The groups went addressed such critical issues as the nation's health IT infrastructure, interoperability and adoption timeframes.
That question of what's been achieved and what obstacles remain to deploying IT across health care settings is one that we've been asking for nearly two decades through our Most Wired survey. But we go beyond CPOE, clinical decision support, patient access to records and other meaningful use-like applications. The Most Wired survey delves into four categories:
- Business and administrative management
- Clinical quality and safety (hospital inpatient and outpatient)
- Clinical integration (ambulatory-physician-community)
One of the key findings over the past few years is that at the most technologically savvy hospitals, IT is now considered a critical part of the overall strategic plan. It's not IT for IT's sake. As witnessed in our cover story last July, Most Wired hospitals recognize the true value of a robust IT system across the entire enterprise.

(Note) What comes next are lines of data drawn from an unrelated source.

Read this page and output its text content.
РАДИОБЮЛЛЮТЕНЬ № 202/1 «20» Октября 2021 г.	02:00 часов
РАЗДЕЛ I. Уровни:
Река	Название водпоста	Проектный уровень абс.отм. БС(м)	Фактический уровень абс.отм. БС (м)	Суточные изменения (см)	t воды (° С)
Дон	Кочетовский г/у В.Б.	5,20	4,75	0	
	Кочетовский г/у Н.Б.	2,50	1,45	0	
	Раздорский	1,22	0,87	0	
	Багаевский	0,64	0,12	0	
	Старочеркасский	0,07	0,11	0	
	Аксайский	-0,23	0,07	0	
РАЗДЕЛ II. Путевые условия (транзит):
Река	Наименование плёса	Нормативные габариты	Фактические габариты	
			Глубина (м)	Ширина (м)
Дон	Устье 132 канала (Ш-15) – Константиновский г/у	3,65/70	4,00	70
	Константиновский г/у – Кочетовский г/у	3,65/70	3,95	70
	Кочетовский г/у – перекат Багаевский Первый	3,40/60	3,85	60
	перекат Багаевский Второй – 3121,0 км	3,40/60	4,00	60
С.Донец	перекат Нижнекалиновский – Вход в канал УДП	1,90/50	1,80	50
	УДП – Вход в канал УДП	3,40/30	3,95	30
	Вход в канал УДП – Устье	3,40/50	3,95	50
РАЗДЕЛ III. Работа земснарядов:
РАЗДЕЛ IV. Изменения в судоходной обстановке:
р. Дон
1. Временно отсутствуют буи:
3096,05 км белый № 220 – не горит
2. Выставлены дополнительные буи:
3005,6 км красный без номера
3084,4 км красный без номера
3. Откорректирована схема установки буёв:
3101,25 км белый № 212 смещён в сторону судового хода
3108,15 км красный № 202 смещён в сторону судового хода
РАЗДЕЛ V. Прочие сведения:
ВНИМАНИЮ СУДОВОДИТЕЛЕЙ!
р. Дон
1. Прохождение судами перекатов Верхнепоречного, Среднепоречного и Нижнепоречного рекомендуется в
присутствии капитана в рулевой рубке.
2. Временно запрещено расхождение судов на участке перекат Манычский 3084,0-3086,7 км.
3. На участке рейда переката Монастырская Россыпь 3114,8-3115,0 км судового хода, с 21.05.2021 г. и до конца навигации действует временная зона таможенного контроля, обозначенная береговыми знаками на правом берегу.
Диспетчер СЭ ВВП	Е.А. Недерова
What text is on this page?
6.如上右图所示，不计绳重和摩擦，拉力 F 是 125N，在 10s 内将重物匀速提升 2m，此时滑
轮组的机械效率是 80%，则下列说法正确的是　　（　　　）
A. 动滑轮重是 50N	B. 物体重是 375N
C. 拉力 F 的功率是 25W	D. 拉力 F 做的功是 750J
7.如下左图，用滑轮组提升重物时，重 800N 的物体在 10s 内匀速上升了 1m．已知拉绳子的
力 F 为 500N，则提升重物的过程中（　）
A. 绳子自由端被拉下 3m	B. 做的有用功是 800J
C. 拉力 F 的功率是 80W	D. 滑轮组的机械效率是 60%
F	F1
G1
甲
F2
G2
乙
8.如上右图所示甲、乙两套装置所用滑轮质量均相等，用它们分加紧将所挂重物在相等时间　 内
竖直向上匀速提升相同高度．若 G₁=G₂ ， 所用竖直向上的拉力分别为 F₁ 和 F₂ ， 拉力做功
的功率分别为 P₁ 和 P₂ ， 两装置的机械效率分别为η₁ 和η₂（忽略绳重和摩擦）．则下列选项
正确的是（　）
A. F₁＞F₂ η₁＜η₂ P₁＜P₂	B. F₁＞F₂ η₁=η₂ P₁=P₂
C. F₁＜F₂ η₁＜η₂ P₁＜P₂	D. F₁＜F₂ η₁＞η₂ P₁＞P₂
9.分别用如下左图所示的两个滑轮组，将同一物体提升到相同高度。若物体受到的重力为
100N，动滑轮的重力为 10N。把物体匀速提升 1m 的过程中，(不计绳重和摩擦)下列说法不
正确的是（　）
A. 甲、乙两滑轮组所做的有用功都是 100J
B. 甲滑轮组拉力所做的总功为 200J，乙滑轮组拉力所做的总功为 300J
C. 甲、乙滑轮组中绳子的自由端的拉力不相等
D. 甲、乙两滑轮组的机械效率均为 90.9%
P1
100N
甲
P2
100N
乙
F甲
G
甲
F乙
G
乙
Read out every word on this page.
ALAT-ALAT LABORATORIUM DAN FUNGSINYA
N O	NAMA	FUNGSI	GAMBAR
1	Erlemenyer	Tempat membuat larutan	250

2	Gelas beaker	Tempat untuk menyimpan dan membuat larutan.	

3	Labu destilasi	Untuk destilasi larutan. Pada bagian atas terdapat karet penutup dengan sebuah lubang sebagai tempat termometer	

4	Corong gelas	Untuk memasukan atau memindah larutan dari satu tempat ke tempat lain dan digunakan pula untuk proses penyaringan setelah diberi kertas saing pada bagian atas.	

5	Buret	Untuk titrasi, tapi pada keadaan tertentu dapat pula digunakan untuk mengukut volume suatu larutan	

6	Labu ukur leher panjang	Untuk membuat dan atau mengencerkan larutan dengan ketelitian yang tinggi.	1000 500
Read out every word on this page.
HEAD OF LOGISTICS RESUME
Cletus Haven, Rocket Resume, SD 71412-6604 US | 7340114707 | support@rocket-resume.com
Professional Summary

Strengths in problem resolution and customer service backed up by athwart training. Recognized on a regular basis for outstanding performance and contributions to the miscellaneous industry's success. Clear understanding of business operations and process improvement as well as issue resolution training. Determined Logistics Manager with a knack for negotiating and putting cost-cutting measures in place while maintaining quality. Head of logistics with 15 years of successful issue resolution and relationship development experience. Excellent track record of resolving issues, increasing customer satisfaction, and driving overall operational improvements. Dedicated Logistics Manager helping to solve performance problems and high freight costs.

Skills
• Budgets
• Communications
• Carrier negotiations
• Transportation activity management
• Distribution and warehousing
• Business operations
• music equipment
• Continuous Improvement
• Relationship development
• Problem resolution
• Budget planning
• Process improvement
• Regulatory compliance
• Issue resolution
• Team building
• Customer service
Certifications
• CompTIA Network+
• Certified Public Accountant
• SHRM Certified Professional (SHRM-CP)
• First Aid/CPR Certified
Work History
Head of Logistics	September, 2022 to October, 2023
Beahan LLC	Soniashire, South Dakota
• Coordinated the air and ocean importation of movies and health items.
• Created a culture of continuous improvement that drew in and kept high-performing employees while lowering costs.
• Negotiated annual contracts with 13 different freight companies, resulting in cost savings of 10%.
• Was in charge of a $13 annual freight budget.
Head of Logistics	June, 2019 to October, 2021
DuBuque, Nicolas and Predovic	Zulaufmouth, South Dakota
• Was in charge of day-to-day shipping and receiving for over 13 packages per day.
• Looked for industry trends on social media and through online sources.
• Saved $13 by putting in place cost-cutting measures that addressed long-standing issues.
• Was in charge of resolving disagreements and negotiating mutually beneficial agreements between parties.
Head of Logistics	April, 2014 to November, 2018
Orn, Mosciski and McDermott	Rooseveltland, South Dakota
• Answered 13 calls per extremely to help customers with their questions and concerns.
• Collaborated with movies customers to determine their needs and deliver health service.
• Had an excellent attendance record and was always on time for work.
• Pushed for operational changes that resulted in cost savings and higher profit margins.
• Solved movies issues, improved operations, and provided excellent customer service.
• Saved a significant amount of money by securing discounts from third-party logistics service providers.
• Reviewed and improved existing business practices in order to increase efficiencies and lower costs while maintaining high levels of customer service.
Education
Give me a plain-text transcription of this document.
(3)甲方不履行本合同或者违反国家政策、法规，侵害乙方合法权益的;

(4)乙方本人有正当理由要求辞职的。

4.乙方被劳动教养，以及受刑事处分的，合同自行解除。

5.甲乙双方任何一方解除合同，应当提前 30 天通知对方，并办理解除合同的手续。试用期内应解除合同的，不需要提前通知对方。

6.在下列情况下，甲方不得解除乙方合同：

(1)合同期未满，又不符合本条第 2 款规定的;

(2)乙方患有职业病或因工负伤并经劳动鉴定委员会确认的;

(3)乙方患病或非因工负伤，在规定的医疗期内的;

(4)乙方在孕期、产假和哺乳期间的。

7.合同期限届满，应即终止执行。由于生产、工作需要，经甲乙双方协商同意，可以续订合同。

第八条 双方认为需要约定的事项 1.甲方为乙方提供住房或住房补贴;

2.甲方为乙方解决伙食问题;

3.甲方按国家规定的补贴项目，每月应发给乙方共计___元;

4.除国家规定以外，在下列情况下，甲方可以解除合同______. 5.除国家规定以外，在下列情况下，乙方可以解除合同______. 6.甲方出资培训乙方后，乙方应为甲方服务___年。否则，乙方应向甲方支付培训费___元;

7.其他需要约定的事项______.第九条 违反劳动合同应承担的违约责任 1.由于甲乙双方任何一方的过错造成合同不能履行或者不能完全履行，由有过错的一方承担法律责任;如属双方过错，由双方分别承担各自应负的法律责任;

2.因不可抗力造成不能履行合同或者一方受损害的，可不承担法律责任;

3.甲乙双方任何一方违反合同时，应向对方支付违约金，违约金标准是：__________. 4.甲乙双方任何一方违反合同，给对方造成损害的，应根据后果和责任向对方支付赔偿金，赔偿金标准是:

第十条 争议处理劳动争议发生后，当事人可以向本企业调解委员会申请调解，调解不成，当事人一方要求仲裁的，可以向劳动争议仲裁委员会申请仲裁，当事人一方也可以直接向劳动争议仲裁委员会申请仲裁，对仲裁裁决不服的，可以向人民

On Tuesday, we officially launched the 2013 survey. It is open for all hospitals to take and we encourage you to do so. Those that achieve Most Wired status get recognized in the July issue of H&HN and at our Health Care Leadership Conference in July. Every hospital completing a survey gets a customized benchmarking report comparing its progress to other participating organizations. To me, that's the real value in the survey.
As always, we've made some tweaks in the survey this year — adding some new questions and taking some off, but the bones remain the same. We know that hospital leaders are extremely busy, but the Most Wired survey has proven value and can be a great tool in your strategic planning process. The survey closes March 15.